Panggung Keyakinan Hanafi CS di Ruang Prof. R. Soebekti dalam Kasus Praperadilan

HUKUM25 Dilihat

manadosiana.net, MANADO – Di bawah sorot lampu Ruang Sidang Prof. R. Soebekti, SH, Pengadilan Negeri (PN) Manado, advokat senior Hanafi Saleh, SH, tampak tenang namun taktis. Hari itu bukan sekadar sidang formalitas; bagi tim kuasa hukum Katrini Gagansa, ini adalah momentum pembuktian bahwa penghentian penyidikan (SP3) atas kasus klien mereka memiliki celah hukum yang nyata.

​Hanafi Saleh, yang memimpin tim hukum “Hanafi CS”, mengubah suasana ruang sidang menjadi panggung adu data yang presisi. Di hadapan hakim tunggal, ia tidak hanya membawa argumen, tetapi juga mengusung beban harapan kliennya yang mencari keadilan atas tanah yang disengketakan.

​Kejutan muncul saat pihak Termohon menyodorkan 74 bukti surat di sidang Praperadilan. Bukannya gentar, Hanafi justru terlihat teliti membedah tumpukan dokumen tersebut. Ketajaman jam terbangnya sebagai advokat senior terlihat saat ia mengonfirmasi bahwa bukti-bukti tersebut justru memperjelas konstruksi perkara yang ia bangun.

​”Kami sudah teliti satu per satu. Fakta bahwa bukti-bukti itu justru selaras dengan proses perkara yang kami gugat adalah poin krusial. Ini bukan soal kuantitas bukti, tapi kualitas kesesuaian fakta,” ujar Hanafi yang di kenal Asertif.

Kesaksian yang Mengunci

​Angle “serangan” Hanafi CS semakin tajam saat menghadirkan Anwar Halidu, mantan Lurah Malendeng sebagai saksi fakta. Di sini, peran Hanafi sebagai konduktor persidangan terlihat jelas. Ia berhasil menggali testimoni vital, sang Lurah mengakui bahwa surat yang menjadi objek laporan kliennya adalah dokumen yang ia saksikan dan ia paraf sendiri.

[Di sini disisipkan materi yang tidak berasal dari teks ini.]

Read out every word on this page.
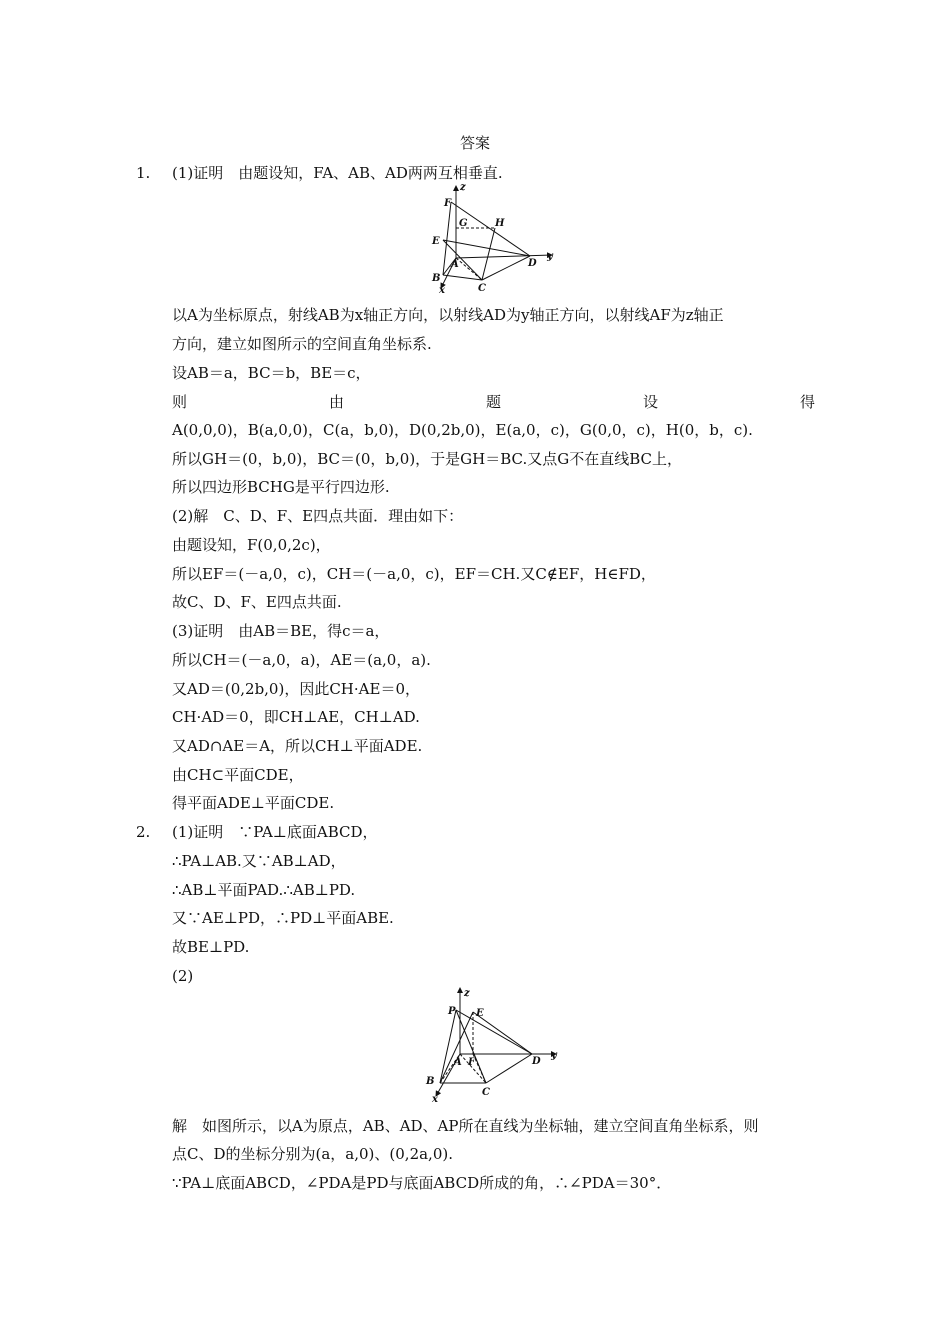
答案
1. (1)证明　由题设知，FA、AB、AD两两互相垂直.
F
z
G	H
E
A	D
y
B
C
x
以A为坐标原点，射线AB为x轴正方向，以射线AD为y轴正方向，以射线AF为z轴正
方向，建立如图所示的空间直角坐标系.
设AB＝a，BC＝b，BE＝c，
则	由	题	设	得
A(0,0,0)，B(a,0,0)，C(a，b,0)，D(0,2b,0)，E(a,0，c)，G(0,0，c)，H(0，b，c).
所以GH＝(0，b,0)，BC＝(0，b,0)，于是GH＝BC.又点G不在直线BC上，
所以四边形BCHG是平行四边形.
(2)解　C、D、F、E四点共面．理由如下：
由题设知，F(0,0,2c)，
所以EF＝(－a,0，c)，CH＝(－a,0，c)，EF＝CH.又C∉EF，H∈FD，
故C、D、F、E四点共面.
(3)证明　由AB＝BE，得c＝a，
所以CH＝(－a,0，a)，AE＝(a,0，a).
又AD＝(0,2b,0)，因此CH·AE＝0，
CH·AD＝0，即CH⊥AE，CH⊥AD.
又AD∩AE＝A，所以CH⊥平面ADE.
由CH⊂平面CDE，
得平面ADE⊥平面CDE.
2. (1)证明　∵PA⊥底面ABCD，
∴PA⊥AB.又∵AB⊥AD，
∴AB⊥平面PAD.∴AB⊥PD.
又∵AE⊥PD，∴PD⊥平面ABE.
故BE⊥PD.
(2)
z
P E
A F	D
y
B
C
x
解　如图所示，以A为原点，AB、AD、AP所在直线为坐标轴，建立空间直角坐标系，则
点C、D的坐标分别为(a，a,0)、(0,2a,0).
∵PA⊥底面ABCD，∠PDA是PD与底面ABCD所成的角，∴∠PDA＝30°．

​Langkah ini dianggap sebagai “skakmat” bagi narasi “kurang bukti” yang sebelumnya mendasari terbitnya SP3 oleh penyidik. Dengan menghadirkan saksi fakta yang terlibat langsung secara administratif, Hanafi CS seolah sedang menyusun kembali kepingan teka-teki yang sempat tercerai-berai.

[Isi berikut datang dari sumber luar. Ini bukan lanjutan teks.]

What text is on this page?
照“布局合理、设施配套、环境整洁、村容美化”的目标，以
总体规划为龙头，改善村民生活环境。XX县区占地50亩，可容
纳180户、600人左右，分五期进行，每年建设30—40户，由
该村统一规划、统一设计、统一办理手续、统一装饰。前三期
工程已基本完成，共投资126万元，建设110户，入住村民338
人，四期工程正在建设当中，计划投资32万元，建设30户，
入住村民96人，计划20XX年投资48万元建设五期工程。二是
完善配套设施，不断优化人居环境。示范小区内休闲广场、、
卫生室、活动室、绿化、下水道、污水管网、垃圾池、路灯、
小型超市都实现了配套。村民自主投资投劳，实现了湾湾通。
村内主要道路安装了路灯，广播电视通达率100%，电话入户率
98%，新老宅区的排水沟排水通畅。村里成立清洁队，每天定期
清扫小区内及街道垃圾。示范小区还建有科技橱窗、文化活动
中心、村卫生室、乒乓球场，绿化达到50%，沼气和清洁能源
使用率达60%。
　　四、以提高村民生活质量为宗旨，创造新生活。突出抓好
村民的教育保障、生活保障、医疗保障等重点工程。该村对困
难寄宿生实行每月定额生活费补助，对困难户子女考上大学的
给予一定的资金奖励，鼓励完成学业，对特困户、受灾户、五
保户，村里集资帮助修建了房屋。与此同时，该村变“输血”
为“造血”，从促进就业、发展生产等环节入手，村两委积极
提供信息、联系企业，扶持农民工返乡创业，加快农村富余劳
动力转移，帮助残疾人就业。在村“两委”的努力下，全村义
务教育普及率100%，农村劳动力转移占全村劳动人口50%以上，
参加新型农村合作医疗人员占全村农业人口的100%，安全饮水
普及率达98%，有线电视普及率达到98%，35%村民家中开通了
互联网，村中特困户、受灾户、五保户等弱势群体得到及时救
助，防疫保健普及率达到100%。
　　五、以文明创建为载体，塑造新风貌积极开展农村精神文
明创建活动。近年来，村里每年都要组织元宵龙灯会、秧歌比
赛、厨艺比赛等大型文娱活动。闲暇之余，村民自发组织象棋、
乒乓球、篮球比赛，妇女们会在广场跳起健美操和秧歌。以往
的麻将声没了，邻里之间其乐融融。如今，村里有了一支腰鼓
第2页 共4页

​Optimisme di Koridor Pengadilan dan Sidang Lanjutan

​Seusai sidang, di koridor Pengadilan Negeri Manado, Hanafi Saleh menegaskan bahwa seluruh keterangan ahli dan saksi fakta hari ini telah memberikan landasan yang kokoh bagi hakim untuk mengabulkan praperadilan.

​”Ahli sudah membedah kandungan KUHAP dan UU Nomor 20 Tahun 2025 dengan gamblang. Ditambah saksi fakta yang mengalami sendiri kejadiannya, kami sangat optimistis,” tegasnya.

​Perjuangan Hanafi CS di meja hijau belum usai. Ketukan palu hakim menutup persidangan hari itu dengan ketetapan bahwa sidang akan dilanjutkan pada Senin, 11 Mei 2026 di Pengadilan Negeri Manado. Agenda berikutnya akan menjadi babak baru yang menentukan, apakah argumentasi kuat yang dibangun di Ruang Prof. R. Soebekti ini mampu membatalkan SP3 dan mengembalikan hak hukum Katrini Gagansa.